Company pays 80% of medical, RX, dental, vision and life insurance. The premiums were not paid and twice the insurance company cancelled coverage. Rx purchased were paid in full by employee. Later the insurance was reinstated but finally cancelled without reinstatement. I am wantto know if I can be reimbursed by my employer for the expenses the insurance would have covered. Also, is the employer supposed to increase the wages of employees who had the insurance when that benefit was no longer being received?

Asked on August 5, 2011 California

Answers:

SJZ, Member, New York Bar / FreeAdvice Contributing Attorney

Answered 9 years ago | Contributor

1) During a plan year, if the company fails to pay premiums, either intentionally (chose to not pay; e.g. short on cash) or negligently (e.g. carelessly) and the policy is canceled, the company would be resonsible for any and all medical costs incurred by employees or their families during the cancellation, over and above what the employees would have paid anyway. For example, say you have a $50 emergency room copay and you son was hurt playing ball, so you brought him to the emergency room and incurred a $1,000 bill; the company would be responsible for $950 (you have to pick up the $50 you'd pay anyway).

2) Whan a plan year is up, the company may choose to stop offering health care as a benefit--subject only to any employment contracts or union agreement requring it to offer health insurance.
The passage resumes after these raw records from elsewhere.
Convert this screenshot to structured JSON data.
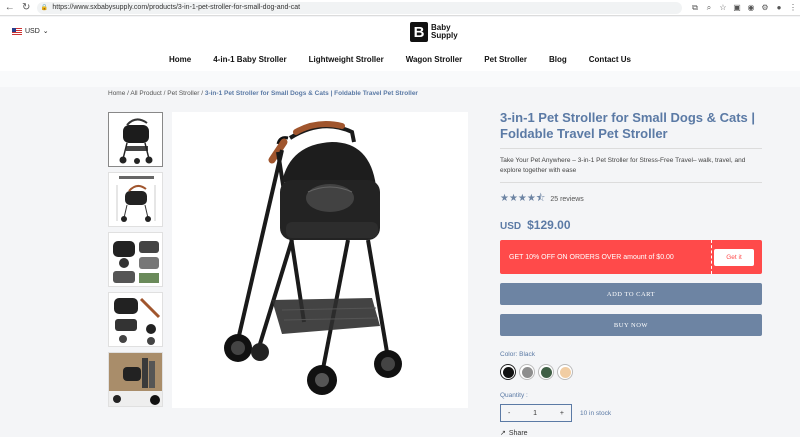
{
  "browser": {
    "url": "https://www.sxbabysupply.com/products/3-in-1-pet-stroller-for-small-dog-and-cat",
    "back_icon": "arrow-left-icon",
    "reload_icon": "reload-icon"
  },
  "store": {
    "currency": "USD",
    "logo_line1": "Baby",
    "logo_line2": "Supply",
    "logo_mark": "B"
  },
  "nav": {
    "items": [
      "Home",
      "4-in-1 Baby Stroller",
      "Lightweight Stroller",
      "Wagon Stroller",
      "Pet Stroller",
      "Blog",
      "Contact Us"
    ]
  },
  "breadcrumb": {
    "home": "Home",
    "all": "All Product",
    "category": "Pet Stroller",
    "current": "3-in-1 Pet Stroller for Small Dogs & Cats | Foldable Travel Pet Stroller",
    "sep": " / "
  },
  "product": {
    "title": "3-in-1 Pet Stroller for Small Dogs & Cats | Foldable Travel Pet Stroller",
    "description": "Take Your Pet Anywhere – 3-in-1 Pet Stroller for Stress-Free Travel– walk, travel, and explore together with ease",
    "rating": 4.5,
    "stars": "★★★★⯪",
    "reviews": "25 reviews",
    "currency": "USD",
    "price": "$129.00",
    "promo_text": "GET 10% OFF ON ORDERS OVER amount of $0.00",
    "promo_button": "Get it",
    "add_to_cart": "ADD TO CART",
    "buy_now": "BUY NOW",
    "color_label": "Color: Black",
    "colors": [
      "#111111",
      "#8e8e8e",
      "#3f5f45",
      "#f1cda3"
    ],
    "quantity_label": "Quantity :",
    "quantity": "1",
    "minus": "-",
    "plus": "+",
    "stock": "10 in stock",
    "share": "Share"
  },
  "colors": {
    "accent": "#5b7aa5",
    "button": "#6d84a3",
    "promo": "#ff4a4a"
  }
}
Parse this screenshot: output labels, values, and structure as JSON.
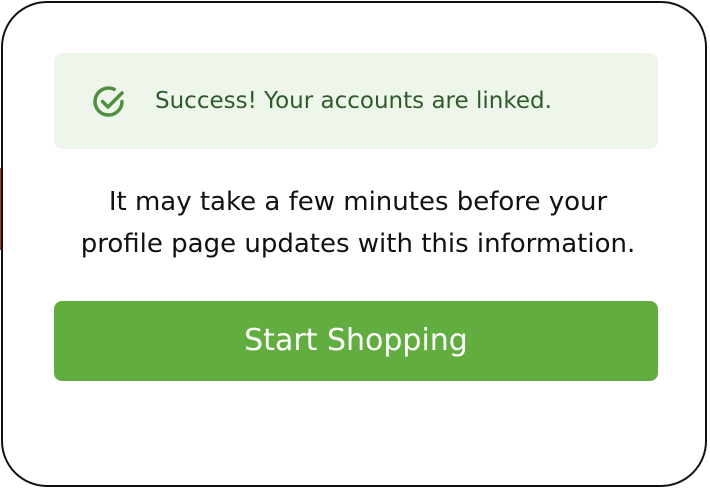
{
  "banner": {
    "icon": "check-circle-icon",
    "text": "Success! Your accounts are linked.",
    "background_color": "#eef6ec",
    "text_color": "#2f5b2b",
    "icon_color": "#4f8f3f"
  },
  "message": {
    "line1": "It may take a few minutes before your",
    "line2": "profile page updates with this information."
  },
  "button": {
    "label": "Start Shopping",
    "background_color": "#61ad3f",
    "text_color": "#ffffff"
  }
}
3) If a company legally chooses (see 2), above) to stop proving health coverage, it does NOT have to gross up the salary of any employees who lost their insurance--companies can decide how much in total, including benefits, to pay.

4) I a company improperly caused health care to lapse (see 1), above), the company's obligation is not to gross up salaries, but to restore coverage and, as stated, pick up medical costs employees incurred owing to its lapse.